Project Spotlight: Multimodal Biomarkers (update)

Professor Louis-Philippe Morency, Finmeccanica Associate Professor of Computer Science in the Language Technology Institute at Carnegie Mellon University, and Dr. Eva Szigethy, Director of Behavioral Health within the Chief Medical and Scientific Office at UPMC and Professor of Psychiatry, Pediatrics and Medicine at the University of Pittsburgh, worked together to develop sensing technologies to automatically measure subtle changes in individuals’ behavior that are related to affective, cognitive, and psychosocial functioning. Their goal of the project was to develop and refine computational tools that automatically measure depression-related behavioral biomarkers and to evaluate the clinical utility of these measurements. We had a chance to connect with the team for an update and found out that most recently, they have extended their research to focus on language as well.

What was most exciting or unexpected that you learned during the project?

The focus of the research effort has been on analyzing behavioral markers related to depression. The team focused on behavioral markers related to language – how a patient expresses themselves. More specifically, they studied change in language when speaking with their doctors. In collaboration with doctors at UPMC, the team recorded 266 therapy sessions between 39 unique patients and 11 unique therapists (the original study was NSF funded). They recently analyzed these doctor-patient interactions to identify changes in language use. One of the main results was the link between patient’s language and their perception of the working alliance (the collaborative aspect of the doctor-patient relationship). A research paper summarizing these results was submitted to the International Conference on Multimodal Interaction (ICMI 2022) conference.
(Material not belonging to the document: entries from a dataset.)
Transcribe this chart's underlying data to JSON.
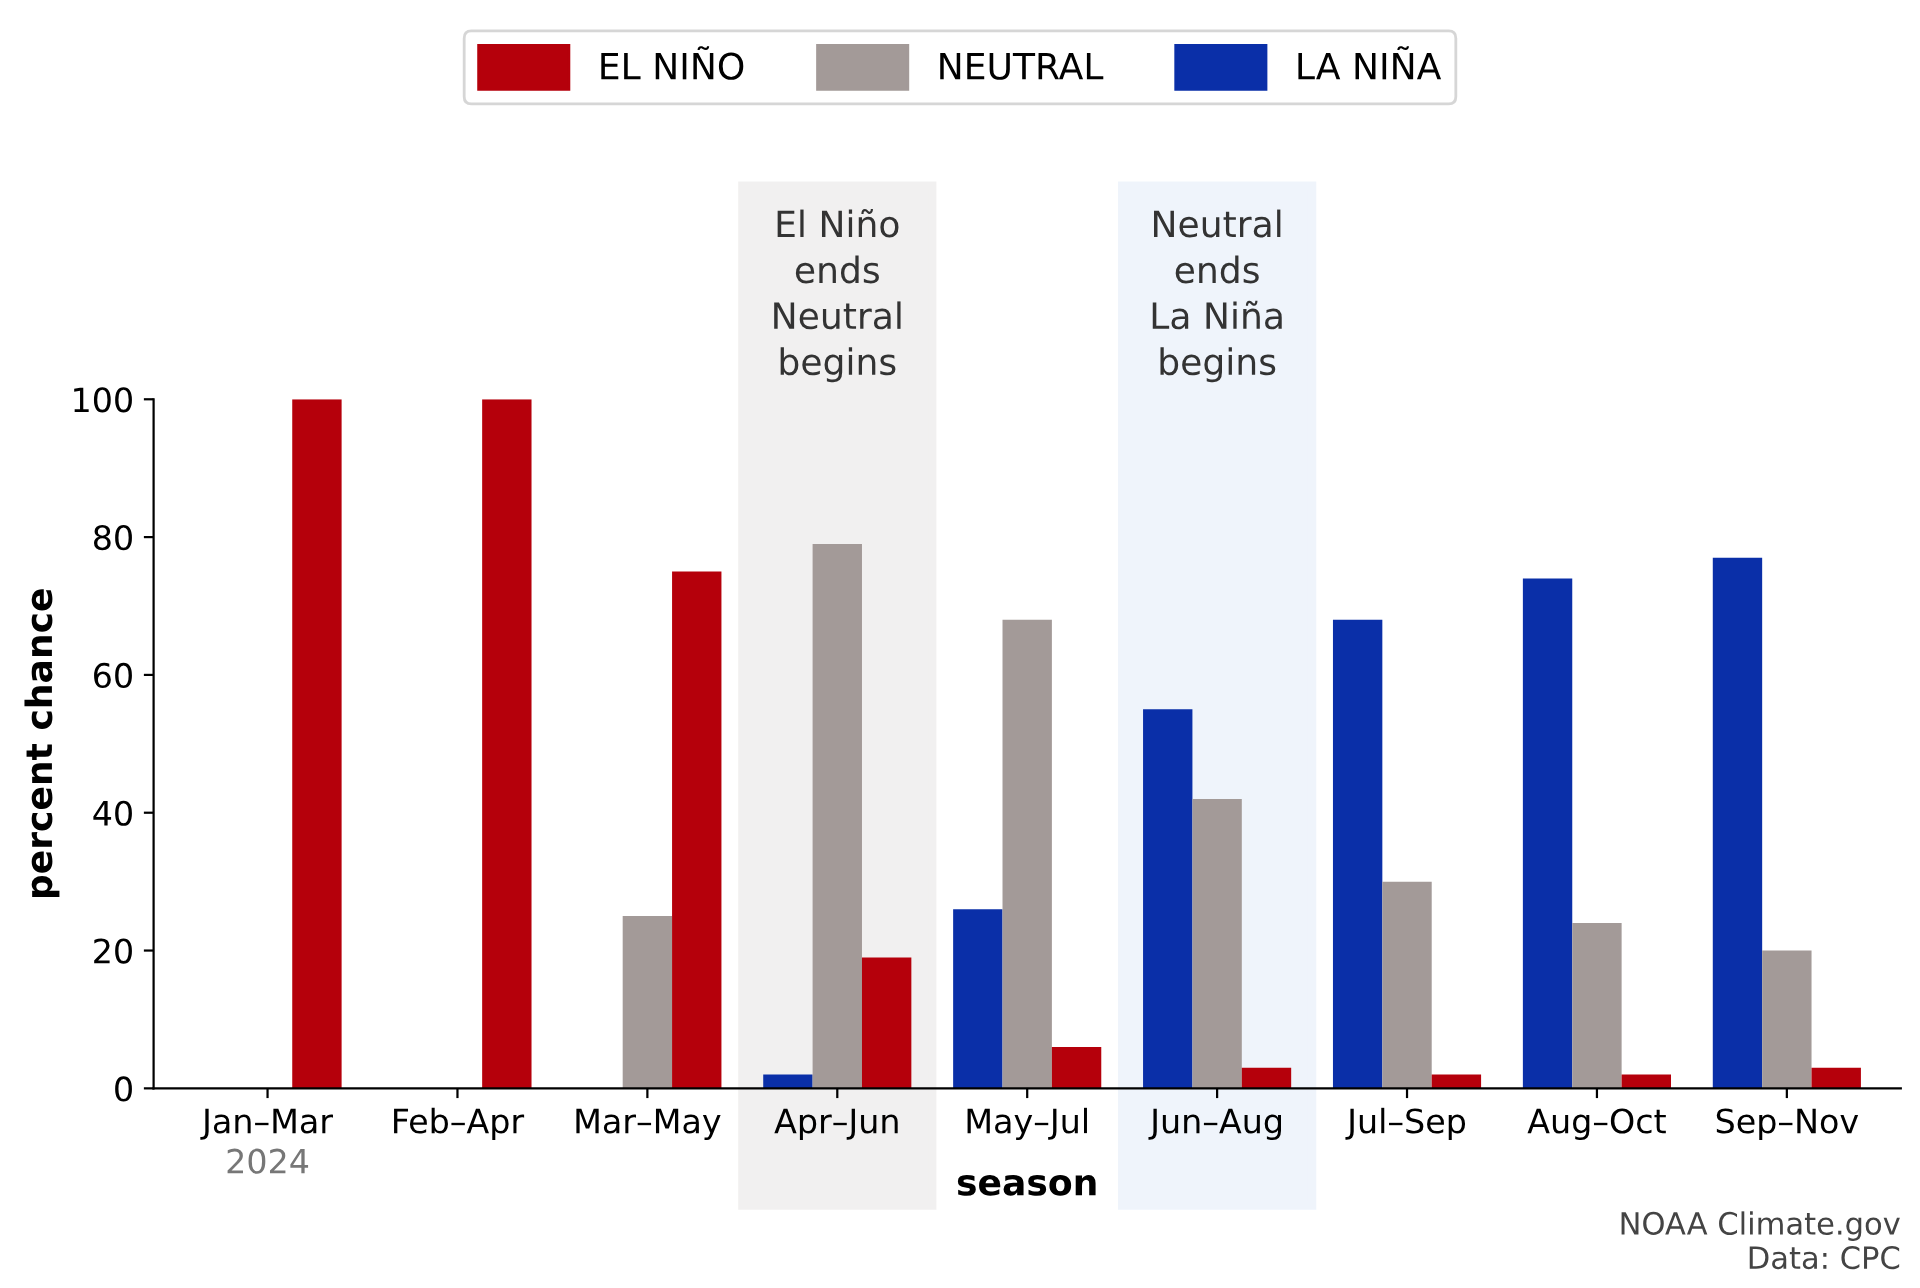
{
  "chart_data": {
    "type": "bar",
    "xlabel": "season",
    "ylabel": "percent chance",
    "categories": [
      "Jan–Mar",
      "Feb–Apr",
      "Mar–May",
      "Apr–Jun",
      "May–Jul",
      "Jun–Aug",
      "Jul–Sep",
      "Aug–Oct",
      "Sep–Nov"
    ],
    "series": [
      {
        "name": "LA NIÑA",
        "color": "#0a2fa8",
        "values": [
          0,
          0,
          0,
          2,
          26,
          55,
          68,
          74,
          77
        ]
      },
      {
        "name": "NEUTRAL",
        "color": "#a39a98",
        "values": [
          0,
          0,
          25,
          79,
          68,
          42,
          30,
          24,
          20
        ]
      },
      {
        "name": "EL NIÑO",
        "color": "#b5000b",
        "values": [
          100,
          100,
          75,
          19,
          6,
          3,
          2,
          2,
          3
        ]
      }
    ],
    "ylim": [
      0,
      100
    ],
    "yticks": [
      0,
      20,
      40,
      60,
      80,
      100
    ],
    "grid": false,
    "legend": "top",
    "bands": [
      {
        "axis": "x",
        "from": "Apr–Jun",
        "to": "Apr–Jun",
        "label": "El Niño\nends\nNeutral\nbegins",
        "color": "#b8b0ae"
      },
      {
        "axis": "x",
        "from": "Jun–Aug",
        "to": "Jun–Aug",
        "label": "Neutral\nends\nLa Niña\nbegins",
        "color": "#a9c4ee"
      }
    ],
    "annotations": [
      "2024",
      "NOAA Climate.gov\nData: CPC"
    ]
  }
}
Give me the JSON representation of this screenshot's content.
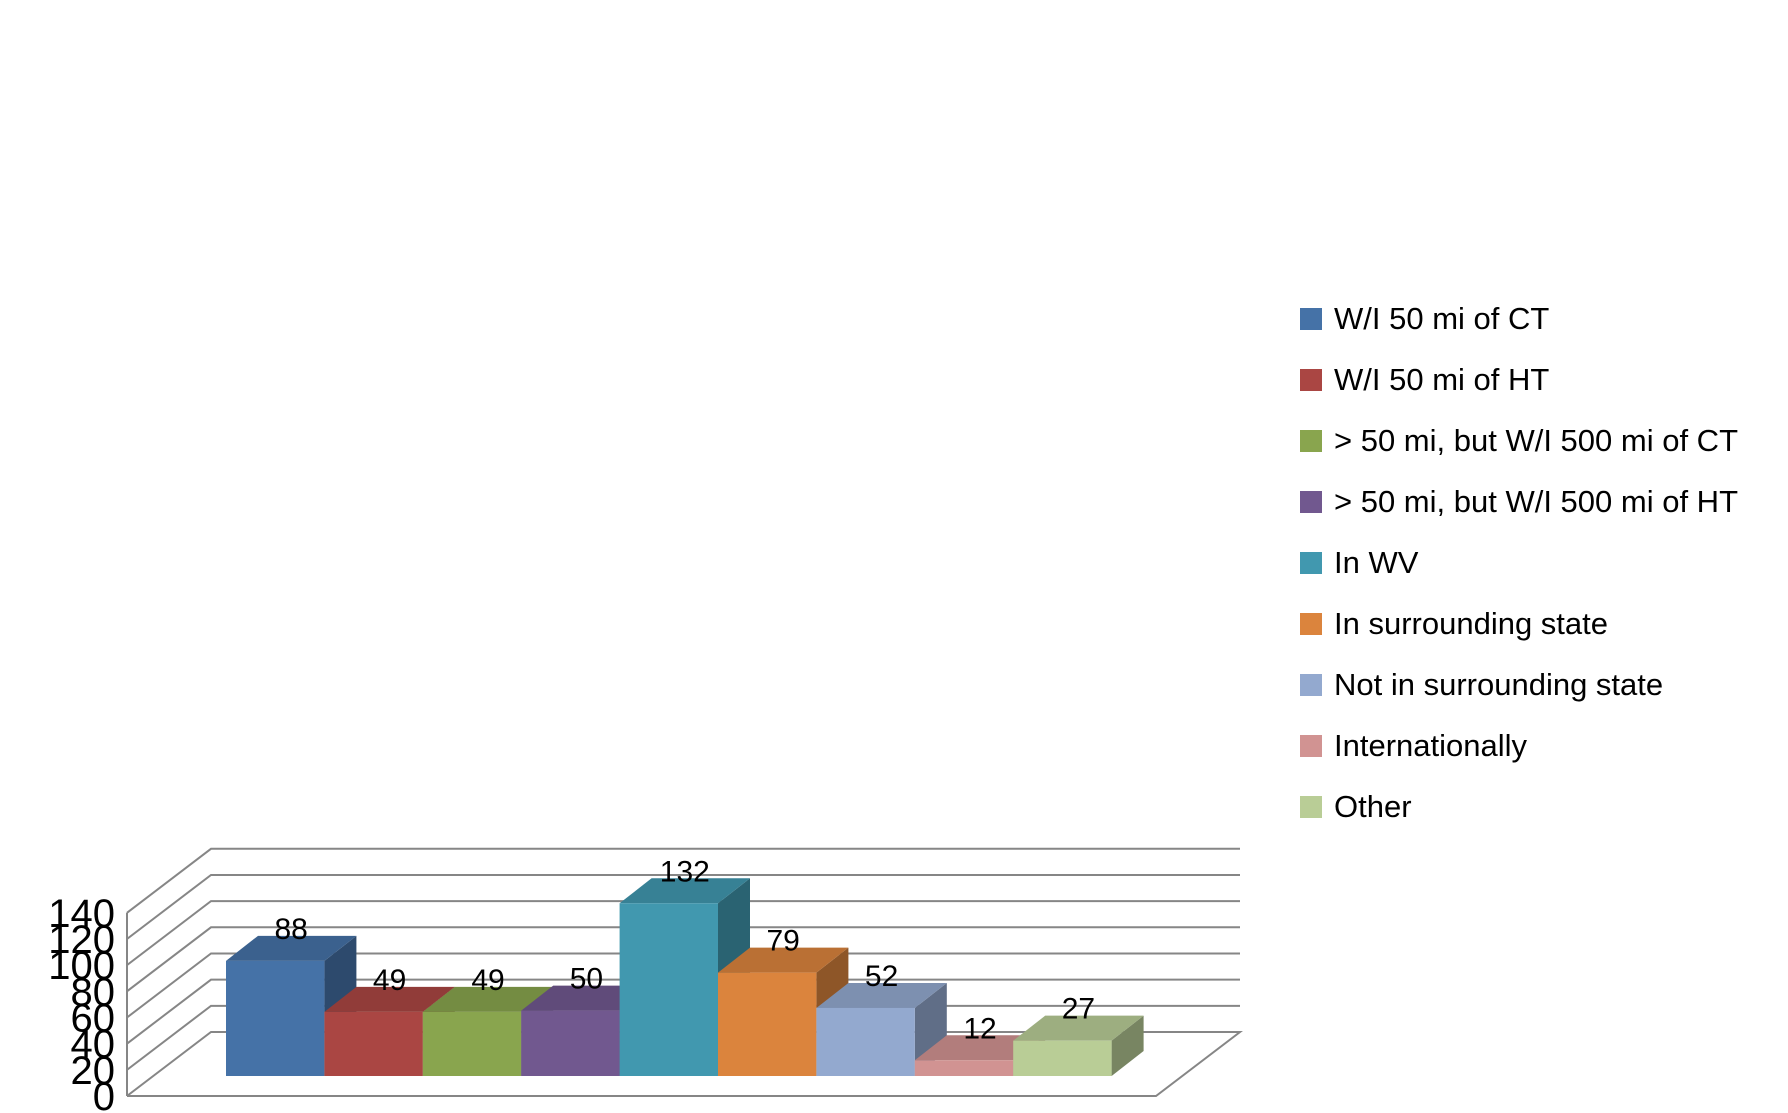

Did you encounter any roadblocks that you did not anticipate?

The team encountered a few unanticipated roadblocks. 1) Covid-19 caused the study to pause and the team had to reevaluate how to conduct the study remotely for participants; 2) there was turnover of behavioral health clinicians within the FGID clinic, who were the clinicians who recruited most of the patients to the study; 3) the RA could no longer go into clinic for recruitment purposes due to Covid-19, and clinic work flow changed during this time so that providers were primarily focused on the care of their patients in the short amount of time that they had to meet with them rather than referring them to this study.

What are your project’s next steps?

At UPMC, the team took advantage of another opportunity that Covid-19 presented in learning about how digital behavioral tools can enhance clinical care. They are now studying Long-COVID and how to improve cognitive fog and emotional distress, which are common and distressing symptoms for these patients. These PHDA seed funds were used to get pilot data in this population, which in turn helped Dr. Szigethy and the Long-COVID pulmonary clinic team receive a Beckwith Institute Clinical Transformation Program Research Grant. This randomized controlled study will evaluate the effectiveness of two strategies for treating patients with moderate or severe cognitive fog resulting from post-COVID symptoms, or long-COVID- stimulant medication or digital cognitive brain therapy with coaching using a mobile app to set the stage for a larger adaptive design trial.